1. This is a revision petition against a decree passed in a suit brought under Section 9, Specific Relief Act. The facts which led up to the suit were as follows: Ono Appala Ramaswami was the manager of a joint Hindu family property. The plaintiff's case was that he had been holding lands under Appala Ramaswami as a tenant from 1919 until the latter's death in 1928. After his death quarrels arose amongst the members of the family and a partition suit, O.S. No. 66 of 1928, was filed before the Subordinate Judge, Masulipatam. The plaintiff alleged that Raju Naidu, son of Appala Ramaswami, leased the suit properties to him for the year 1929 by Ex. C dated 3rd February 1929. A receiver was appointed in the suit and plaintiff had therefore to get a fresh lease from the latter which he got from Telugu New Year's day, 1929 at the rate of Rs. 65. He stated that the defendant forcibly dispossessed him of the property and filed a suit on 24th September 1929. The defendant asserted that he was in possession as lessee from another member of the family under a deed, Ex. 1 dated 4th February 1929, and that the plaintiff had surrendered his possession. The Court found that the plaintiff was in possession and decreed the suit. Against this order the defendant (petitioner) filed this civil revision petition.
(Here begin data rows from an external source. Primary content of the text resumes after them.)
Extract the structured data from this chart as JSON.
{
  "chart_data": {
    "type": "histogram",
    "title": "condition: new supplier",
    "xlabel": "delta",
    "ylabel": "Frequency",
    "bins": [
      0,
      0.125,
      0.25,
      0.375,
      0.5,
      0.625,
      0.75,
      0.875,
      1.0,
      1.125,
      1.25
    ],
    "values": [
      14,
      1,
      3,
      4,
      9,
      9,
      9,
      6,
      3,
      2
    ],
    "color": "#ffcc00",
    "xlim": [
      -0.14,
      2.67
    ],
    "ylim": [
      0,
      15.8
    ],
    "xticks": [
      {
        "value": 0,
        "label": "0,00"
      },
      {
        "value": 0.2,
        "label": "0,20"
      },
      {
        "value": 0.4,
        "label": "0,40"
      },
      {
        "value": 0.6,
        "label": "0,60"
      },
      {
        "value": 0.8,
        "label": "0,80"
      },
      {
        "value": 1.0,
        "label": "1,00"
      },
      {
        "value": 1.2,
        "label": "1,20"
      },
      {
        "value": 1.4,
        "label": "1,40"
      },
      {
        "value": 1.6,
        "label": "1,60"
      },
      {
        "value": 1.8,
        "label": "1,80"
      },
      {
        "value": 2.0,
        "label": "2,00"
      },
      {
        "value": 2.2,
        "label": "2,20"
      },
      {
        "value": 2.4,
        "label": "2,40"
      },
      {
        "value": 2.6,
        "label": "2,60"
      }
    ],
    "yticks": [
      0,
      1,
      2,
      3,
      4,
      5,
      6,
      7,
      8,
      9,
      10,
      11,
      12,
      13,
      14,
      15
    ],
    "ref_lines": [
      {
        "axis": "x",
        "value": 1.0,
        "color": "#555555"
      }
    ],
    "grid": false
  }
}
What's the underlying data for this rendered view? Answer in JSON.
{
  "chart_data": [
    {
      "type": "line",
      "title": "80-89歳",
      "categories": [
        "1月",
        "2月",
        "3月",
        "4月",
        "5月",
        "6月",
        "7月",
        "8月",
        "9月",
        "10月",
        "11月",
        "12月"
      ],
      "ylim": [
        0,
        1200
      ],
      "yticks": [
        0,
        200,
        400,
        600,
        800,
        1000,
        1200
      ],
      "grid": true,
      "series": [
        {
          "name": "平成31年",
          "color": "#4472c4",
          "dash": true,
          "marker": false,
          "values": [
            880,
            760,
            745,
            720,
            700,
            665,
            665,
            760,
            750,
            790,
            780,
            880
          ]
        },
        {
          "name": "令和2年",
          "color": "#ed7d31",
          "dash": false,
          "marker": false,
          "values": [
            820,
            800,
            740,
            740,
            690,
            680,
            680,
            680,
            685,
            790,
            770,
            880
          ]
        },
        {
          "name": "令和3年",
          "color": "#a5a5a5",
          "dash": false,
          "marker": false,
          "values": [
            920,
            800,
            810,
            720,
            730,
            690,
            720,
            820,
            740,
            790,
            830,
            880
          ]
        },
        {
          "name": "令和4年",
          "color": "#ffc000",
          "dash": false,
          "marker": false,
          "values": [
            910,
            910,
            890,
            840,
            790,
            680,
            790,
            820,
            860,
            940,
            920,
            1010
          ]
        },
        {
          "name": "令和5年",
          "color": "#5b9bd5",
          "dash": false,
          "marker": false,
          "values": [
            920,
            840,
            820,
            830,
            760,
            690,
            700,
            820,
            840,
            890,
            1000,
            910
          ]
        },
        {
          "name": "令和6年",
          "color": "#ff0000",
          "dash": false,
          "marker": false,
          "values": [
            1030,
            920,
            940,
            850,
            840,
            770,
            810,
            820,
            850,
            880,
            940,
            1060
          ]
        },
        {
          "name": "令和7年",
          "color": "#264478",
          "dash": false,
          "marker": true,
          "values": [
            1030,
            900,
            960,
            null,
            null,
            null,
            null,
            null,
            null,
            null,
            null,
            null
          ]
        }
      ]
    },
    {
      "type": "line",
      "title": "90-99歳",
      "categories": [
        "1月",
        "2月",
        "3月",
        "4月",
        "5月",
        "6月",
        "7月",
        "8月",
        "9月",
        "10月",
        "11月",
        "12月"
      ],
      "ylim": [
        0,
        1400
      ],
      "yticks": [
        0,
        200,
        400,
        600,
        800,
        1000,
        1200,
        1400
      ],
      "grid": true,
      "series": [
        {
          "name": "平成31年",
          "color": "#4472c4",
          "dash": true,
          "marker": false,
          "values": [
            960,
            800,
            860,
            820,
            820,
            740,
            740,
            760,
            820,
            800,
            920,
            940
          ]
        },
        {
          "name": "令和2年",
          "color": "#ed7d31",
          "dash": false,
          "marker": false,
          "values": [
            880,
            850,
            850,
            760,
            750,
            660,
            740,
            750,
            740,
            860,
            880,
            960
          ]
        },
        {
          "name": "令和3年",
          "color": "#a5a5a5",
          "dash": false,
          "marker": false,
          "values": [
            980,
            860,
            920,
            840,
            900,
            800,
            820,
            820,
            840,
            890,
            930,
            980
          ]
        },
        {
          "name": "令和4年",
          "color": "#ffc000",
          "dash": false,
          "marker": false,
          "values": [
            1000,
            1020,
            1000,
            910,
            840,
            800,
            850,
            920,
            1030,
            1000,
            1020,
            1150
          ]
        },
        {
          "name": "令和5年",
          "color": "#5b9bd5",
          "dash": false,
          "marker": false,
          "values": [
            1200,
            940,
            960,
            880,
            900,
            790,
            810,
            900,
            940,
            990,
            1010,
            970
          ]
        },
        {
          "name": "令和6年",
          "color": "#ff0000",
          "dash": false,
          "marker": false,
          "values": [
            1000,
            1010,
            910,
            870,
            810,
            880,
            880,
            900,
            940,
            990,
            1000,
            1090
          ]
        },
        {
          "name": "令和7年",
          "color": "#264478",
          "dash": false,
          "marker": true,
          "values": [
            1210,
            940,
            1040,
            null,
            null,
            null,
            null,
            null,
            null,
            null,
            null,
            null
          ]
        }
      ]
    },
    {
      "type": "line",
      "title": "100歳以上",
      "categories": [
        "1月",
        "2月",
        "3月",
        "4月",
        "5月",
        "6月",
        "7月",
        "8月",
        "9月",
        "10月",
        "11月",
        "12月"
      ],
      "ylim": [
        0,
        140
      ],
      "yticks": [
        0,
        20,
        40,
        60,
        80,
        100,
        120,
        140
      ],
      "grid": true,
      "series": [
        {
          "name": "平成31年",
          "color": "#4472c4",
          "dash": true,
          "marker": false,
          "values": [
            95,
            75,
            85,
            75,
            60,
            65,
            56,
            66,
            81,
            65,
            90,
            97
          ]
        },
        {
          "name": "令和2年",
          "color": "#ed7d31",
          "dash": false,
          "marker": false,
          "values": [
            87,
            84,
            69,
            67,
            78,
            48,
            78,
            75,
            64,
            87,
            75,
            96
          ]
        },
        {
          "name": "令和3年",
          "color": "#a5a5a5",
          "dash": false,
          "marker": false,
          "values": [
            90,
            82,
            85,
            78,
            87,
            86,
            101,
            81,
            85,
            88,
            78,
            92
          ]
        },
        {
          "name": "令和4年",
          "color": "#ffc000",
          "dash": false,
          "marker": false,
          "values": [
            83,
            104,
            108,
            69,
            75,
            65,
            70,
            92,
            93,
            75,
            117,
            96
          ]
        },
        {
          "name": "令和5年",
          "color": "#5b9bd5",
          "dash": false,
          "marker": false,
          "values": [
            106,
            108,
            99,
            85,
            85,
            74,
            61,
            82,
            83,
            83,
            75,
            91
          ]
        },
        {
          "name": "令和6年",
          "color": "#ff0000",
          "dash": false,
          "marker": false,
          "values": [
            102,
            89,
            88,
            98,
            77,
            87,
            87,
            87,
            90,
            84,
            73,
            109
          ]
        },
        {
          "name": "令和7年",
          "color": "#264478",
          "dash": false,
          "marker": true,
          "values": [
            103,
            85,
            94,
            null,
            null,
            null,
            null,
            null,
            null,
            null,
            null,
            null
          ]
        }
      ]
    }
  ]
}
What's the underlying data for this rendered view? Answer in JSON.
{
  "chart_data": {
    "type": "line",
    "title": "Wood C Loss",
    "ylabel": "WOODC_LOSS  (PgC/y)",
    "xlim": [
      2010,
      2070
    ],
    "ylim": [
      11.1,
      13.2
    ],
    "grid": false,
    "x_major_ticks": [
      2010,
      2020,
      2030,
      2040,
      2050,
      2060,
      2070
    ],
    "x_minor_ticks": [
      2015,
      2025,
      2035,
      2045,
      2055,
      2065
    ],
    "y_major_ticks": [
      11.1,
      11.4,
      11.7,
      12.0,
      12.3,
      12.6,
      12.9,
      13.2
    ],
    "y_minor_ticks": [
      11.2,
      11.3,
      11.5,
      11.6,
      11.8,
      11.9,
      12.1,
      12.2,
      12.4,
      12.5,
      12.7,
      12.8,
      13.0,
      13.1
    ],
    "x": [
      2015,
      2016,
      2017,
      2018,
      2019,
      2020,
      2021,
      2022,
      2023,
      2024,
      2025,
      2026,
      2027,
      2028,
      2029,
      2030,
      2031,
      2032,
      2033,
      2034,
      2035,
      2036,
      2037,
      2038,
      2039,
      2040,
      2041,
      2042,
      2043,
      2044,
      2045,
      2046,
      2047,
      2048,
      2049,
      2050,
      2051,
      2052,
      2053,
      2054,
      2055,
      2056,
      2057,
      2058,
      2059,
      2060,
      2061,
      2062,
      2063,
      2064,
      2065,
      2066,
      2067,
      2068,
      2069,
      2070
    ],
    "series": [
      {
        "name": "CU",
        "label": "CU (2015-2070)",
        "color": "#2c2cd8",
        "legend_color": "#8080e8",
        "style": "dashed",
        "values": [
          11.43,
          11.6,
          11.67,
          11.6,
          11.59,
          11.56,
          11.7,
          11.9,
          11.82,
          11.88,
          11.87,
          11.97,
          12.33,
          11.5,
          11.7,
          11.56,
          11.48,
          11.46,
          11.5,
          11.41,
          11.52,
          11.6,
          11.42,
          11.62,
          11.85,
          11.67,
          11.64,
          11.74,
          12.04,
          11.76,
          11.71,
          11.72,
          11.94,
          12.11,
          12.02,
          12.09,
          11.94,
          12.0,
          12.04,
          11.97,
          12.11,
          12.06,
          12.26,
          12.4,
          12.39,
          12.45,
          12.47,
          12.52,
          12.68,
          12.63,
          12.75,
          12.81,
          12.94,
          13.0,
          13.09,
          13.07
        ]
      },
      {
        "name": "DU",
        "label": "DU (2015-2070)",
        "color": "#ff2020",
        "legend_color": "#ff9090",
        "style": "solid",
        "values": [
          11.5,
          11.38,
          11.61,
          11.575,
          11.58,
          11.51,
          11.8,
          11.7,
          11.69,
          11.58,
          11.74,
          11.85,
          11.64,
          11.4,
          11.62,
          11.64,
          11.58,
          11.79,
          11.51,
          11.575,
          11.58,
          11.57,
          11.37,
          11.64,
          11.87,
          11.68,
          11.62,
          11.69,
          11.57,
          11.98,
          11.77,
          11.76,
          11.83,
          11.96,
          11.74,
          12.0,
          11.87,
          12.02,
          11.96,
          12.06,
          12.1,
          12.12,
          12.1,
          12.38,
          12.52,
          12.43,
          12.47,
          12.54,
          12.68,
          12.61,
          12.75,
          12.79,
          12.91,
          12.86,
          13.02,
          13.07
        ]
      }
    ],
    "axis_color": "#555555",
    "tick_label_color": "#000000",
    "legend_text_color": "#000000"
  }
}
The first objection raised in revision is that as the plaintiff's tenancy under Ex. C was for only one year, he could not be put in possession of the properties on the date of the decree, 10th August 1931. To this it is replied that in a suit under Section 9, Specific Belief Act, the Court cannot go into the question of title. This is not even a case of landlord and tenant, but one of competing tenants on the death of the managing member of a family backed up respectively by certain members of the family who are at variance. No case has been quoted to me which would justify the argument raised. The sole question before the Court is one of possession, and evidence of lease deeds, etc., is merely adduced as proof of possession and not as proof of title nor as to the length of time for which the parties may be entitled to hold. The second argument is that the prayer in the plaint para. 18,
the defendant be ejected from the suit land and possession be delivered to the plaintiff in its existing condition with its standing crop,
is equivalent to a prayer for mesne profits which cannot be granted in a suit of this nature. It is argued that standing crops are movables under Section 2(13), Civil P.C. Section 3, T.P. Act, and Section 2(9), Registration Act. But for the respondent it is pointed out that, since there is no definition of immovable or movable property in the Specific Belief Act, we must turn for the definition to the General Clauses Act; and Section 3(25) of that Act says:
Immovable property shall include land, benefits to arise out of land and things attached to the earth, or permanently fastened to anything attached to the earth;
and Section 4 states this definition in Section 3 applies unless there is something repugnant in the subject or context to all Acts of the Governor-General in Council made after 3rd January 1868. It is clear therefore that this definition must be (applied to the Specific Relief Act. In connexion with this may be quoted Narasimham v. Venkiah 1916 Mad. 1142 and Venkataramayanim v. Basavayya (1913) 21 I.C. 213. Vide also the remark in Mulla's Section 2(13), Civil P.C. The plaint does not ask for mesne profits and as, under the Act, standing crops must be held to be immovable property, it is but a reasonable request of the plaintiff to ask to be put in possession of them. The cases quoted on the other side, Abdul Kader Rowther v. Uthumansa Rowther 1927 Mad. 722 and Thavasi v. arumugam 1916 Mad. 328 are not really relevant. In the first, mesne profits were actually asked for; in the second, the question was whether, when a claim for mesne profits had been made in the suit (under the Specific Relief Act) and not granted, it could be claimed in a separate suit. Since I hold that standing crops are not mesne profits, it is unnecessary to discuss the question as to whether, if the decree were for mesne profits, it can be allowed in part and set aside in part. It was finally suggested that the decree had awarded mesne profits as damages, but I have seen the decree and it contains nothing about mesne profits as damages and in fact it seems to be unexceptionable in form. This revision petition is therefore dismissed with costs.